Pratylenchus spp., 28S rDNA-based Bayesian phylogenetic tree revealing relationships within clades IV (‘P. penetrans group’) and VI (‘P. zeae group’). Numbers near nodes stand for posterior probabilities. The newly obtained 28S rDNA sequence of P. brachyurus and P. delattrei from Cape Verde are indicated in bold.

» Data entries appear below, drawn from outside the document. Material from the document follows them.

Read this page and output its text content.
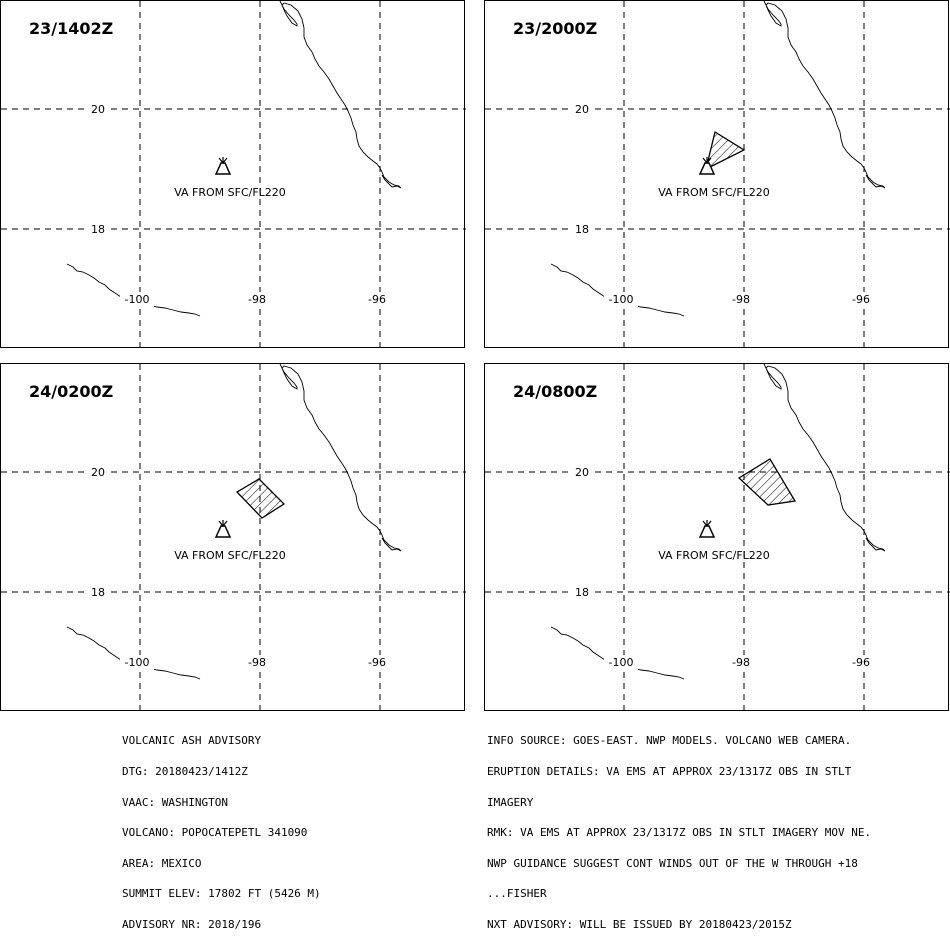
20
18
-100	-98	-96
VA FROM SFC/FL220
23/1402Z
20
18
-100	-98	-96
VA FROM SFC/FL220
23/2000Z
20
18
-100	-98	-96
VA FROM SFC/FL220
24/0200Z
20
18
-100	-98	-96
VA FROM SFC/FL220
24/0800Z

VOLCANIC ASH ADVISORY

DTG: 20180423/1412Z

VAAC: WASHINGTON

VOLCANO: POPOCATEPETL 341090

AREA: MEXICO

SUMMIT ELEV: 17802 FT (5426 M)

ADVISORY NR: 2018/196

INFO SOURCE: GOES-EAST. NWP MODELS. VOLCANO WEB CAMERA.

ERUPTION DETAILS: VA EMS AT APPROX 23/1317Z OBS IN STLT

IMAGERY

RMK: VA EMS AT APPROX 23/1317Z OBS IN STLT IMAGERY MOV NE.

NWP GUIDANCE SUGGEST CONT WINDS OUT OF THE W THROUGH +18

...FISHER

NXT ADVISORY: WILL BE ISSUED BY 20180423/2015Z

Representatives of P. brachyurus and P. delattrei species are considered economically important plant-parasitic nematodes that are widespread mainly in tropical environments (Godfrey, 1929; Loof, 1978; Castillo & Vovlas, 2007). It is noteworthy that the distribution range of P. brachyurus is broader. This species has been detected on all continents except Antarctica (Tarjan & O’Bannon, 1969; Castillo & Vovlas, 2007). This report broadens our knowledge of nematode biodiversity of Cape Verde as well of the morphometry and molecular characteristics of two economically important species P. brachyurus and P. delattrei.